Elle se met à étudier le journalisme. Cette passion, elle l’explique en rigolant (oui, Audrey Pulvar rigole, et pas qu’un peu !) : « Enfant, j’ai eu trois chocs télévisuels – la télé émettait de 18 heures à 22 heures. La mort du pape, celui avant Jean- Paul II, Bonne Nuit Les Petits et un jour je suis tombée par hasard sur le JT de Christine Ockrent, et là ça a été le déclic ! Je me suis dit qu’il était possible d’être femme et d’accéder à de hautes fonctions, qu’on pouvait changer les choses. » Elle débute sa carrière à la première chaîne télé privée de Martinique, ATV. « C’était passionnant, il y avait tout à faire ! » Elle y restera huit ans. Mais, là encore, elle a le désir « d’aller plus loin ». De son île, obstinée, elle fait des allers-retours à Paris pour y trouver du travail. « Je prenais des rendez-vous, un billet d’avion, une chambre d’hôtel et je partais. Je me faisais bouler de toutes les rédactions. Je me suis cassé les dents. » Une histoire de couleur ? « Ça se peut, sourit-elle. Je me souviens que le patron de i-Télé de l’époque, dont je tairai le nom [on cherche, on cherche ! ndlr], m’a dit : “On n’a pas besoin de gens comme vous.” Arrogante, je lui ai rétorqué : “Je fais le pari qu’un jour je serai là et plus vous !” » La suite ? « Eh bien, il n’est plus là ! » Puis les portes s’ouvrent. « J’ai besoin de gens comme vous ! » dira le nouveau boss de i-Télé.

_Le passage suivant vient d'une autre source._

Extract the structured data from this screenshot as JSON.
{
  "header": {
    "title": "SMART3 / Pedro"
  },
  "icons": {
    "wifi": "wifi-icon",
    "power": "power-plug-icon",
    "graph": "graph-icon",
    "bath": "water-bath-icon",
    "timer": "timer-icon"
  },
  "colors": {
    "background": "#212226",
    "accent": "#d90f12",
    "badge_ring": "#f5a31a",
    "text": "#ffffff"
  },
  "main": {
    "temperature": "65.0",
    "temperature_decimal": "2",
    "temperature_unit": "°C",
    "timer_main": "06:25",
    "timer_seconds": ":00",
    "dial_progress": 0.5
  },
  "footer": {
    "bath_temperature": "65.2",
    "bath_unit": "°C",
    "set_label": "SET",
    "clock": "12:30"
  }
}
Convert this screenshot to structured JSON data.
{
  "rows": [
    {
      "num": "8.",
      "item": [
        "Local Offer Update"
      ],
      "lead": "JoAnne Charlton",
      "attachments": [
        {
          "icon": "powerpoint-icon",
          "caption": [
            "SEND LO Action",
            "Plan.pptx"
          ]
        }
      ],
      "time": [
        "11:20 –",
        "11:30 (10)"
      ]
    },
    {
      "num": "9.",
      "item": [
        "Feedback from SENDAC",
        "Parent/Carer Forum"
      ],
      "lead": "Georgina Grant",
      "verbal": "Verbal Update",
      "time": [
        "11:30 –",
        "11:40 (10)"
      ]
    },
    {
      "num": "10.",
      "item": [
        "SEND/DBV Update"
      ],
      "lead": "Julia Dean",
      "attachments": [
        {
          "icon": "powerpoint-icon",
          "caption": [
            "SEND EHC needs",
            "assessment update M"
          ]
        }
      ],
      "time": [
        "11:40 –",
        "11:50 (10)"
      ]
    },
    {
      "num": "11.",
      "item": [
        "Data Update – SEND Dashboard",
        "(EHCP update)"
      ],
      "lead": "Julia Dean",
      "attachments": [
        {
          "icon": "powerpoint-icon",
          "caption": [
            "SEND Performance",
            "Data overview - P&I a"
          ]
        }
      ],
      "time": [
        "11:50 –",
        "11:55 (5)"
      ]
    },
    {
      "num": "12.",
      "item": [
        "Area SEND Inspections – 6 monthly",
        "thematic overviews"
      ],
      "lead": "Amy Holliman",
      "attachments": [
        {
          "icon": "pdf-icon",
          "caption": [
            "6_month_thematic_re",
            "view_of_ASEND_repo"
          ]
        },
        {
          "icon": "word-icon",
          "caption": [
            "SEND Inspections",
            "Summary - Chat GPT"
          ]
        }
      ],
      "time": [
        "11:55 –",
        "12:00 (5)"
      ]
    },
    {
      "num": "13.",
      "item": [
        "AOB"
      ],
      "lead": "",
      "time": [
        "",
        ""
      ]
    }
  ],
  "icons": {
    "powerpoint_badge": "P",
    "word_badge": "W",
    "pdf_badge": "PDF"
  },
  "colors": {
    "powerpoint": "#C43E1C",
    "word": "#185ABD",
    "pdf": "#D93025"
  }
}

Comme vous : allusion à ses origines, à son sexe ou à ses compétences ? Elle soupire : « La couleur. Pourtant, je voulais tout sauf ça ! Mais je précise : si je suis là aujourd’hui ce n’est pas à cause, grâce, à ma couleur : pour en arriver là, j’ai dû travailler beaucoup plus que tout le monde, beaucoup, beaucoup plus. Je ne suis pas qu’un alibi ethnique. »

Le public, lui, s’en fout, il l’aime. Elle le nivelle par le haut. Sa pugnacité, sans vulgarité et sans hausser le ton, séduit. Important dans ce monde où celui qui gueule le plus fort l’emporte. « Au début, j’étais très pitbull, mais ce n’est pas efficace, mon but est de mettre l’autre devant ses contradictions, qu’il ne soit plus dans la comm’. » De nombreux politiciens – dont Nicolas Sarkozy – en ont fait l’expérience, et il est à parier que ce n’a pas été le moment préféré de leur vie. On dit qu’en Martinique les animaux sauvages restent discrets.

L’animale Pulvar semble réservée, à l’écart. Elle est juste tapie et peut bondir à tout instant. Elle est libre et affiche ses engagements sans faux-fuyants. M. Guerlain s’est vu assaisonner un petit matin d’un : « Le nègre, il t’emmerde. » Grossière ? Non, citation d’Aimé Césaire. Maligne, l’animale, rompue à tous les risques d’éruption volcanique. Son éviction des rendez-vous politiques pour cause de conflit d’intérêt (2) : elle l’accepte même si elle trouve ça assez gonflé de ne l’appliquer qu’à des compagnes officielles. Alors que tant d’autres journalistes ou patrons de chaînes fréquentent les politiciens de manière intime. Suivez mon regard… Elle n’est dans aucune coterie. « J’ai horreur de ça ! Une chose est primordiale pour moi, ne pas oublier d’où je viens : je m’adresse “aux vraies gens” si loin de l’élite parisienne, qui est une toute petite minorité. » Mais si visible, voire encombrante. « Je me demande comment l’on peut m’accuser de partialité quand je vois une émission comme hier soir, Paroles de Français, avec Sarkozy et sans journaliste ! » Ben… et J-.P.P. alors ? « J’ai bien dit sans journaliste ! » Héhé…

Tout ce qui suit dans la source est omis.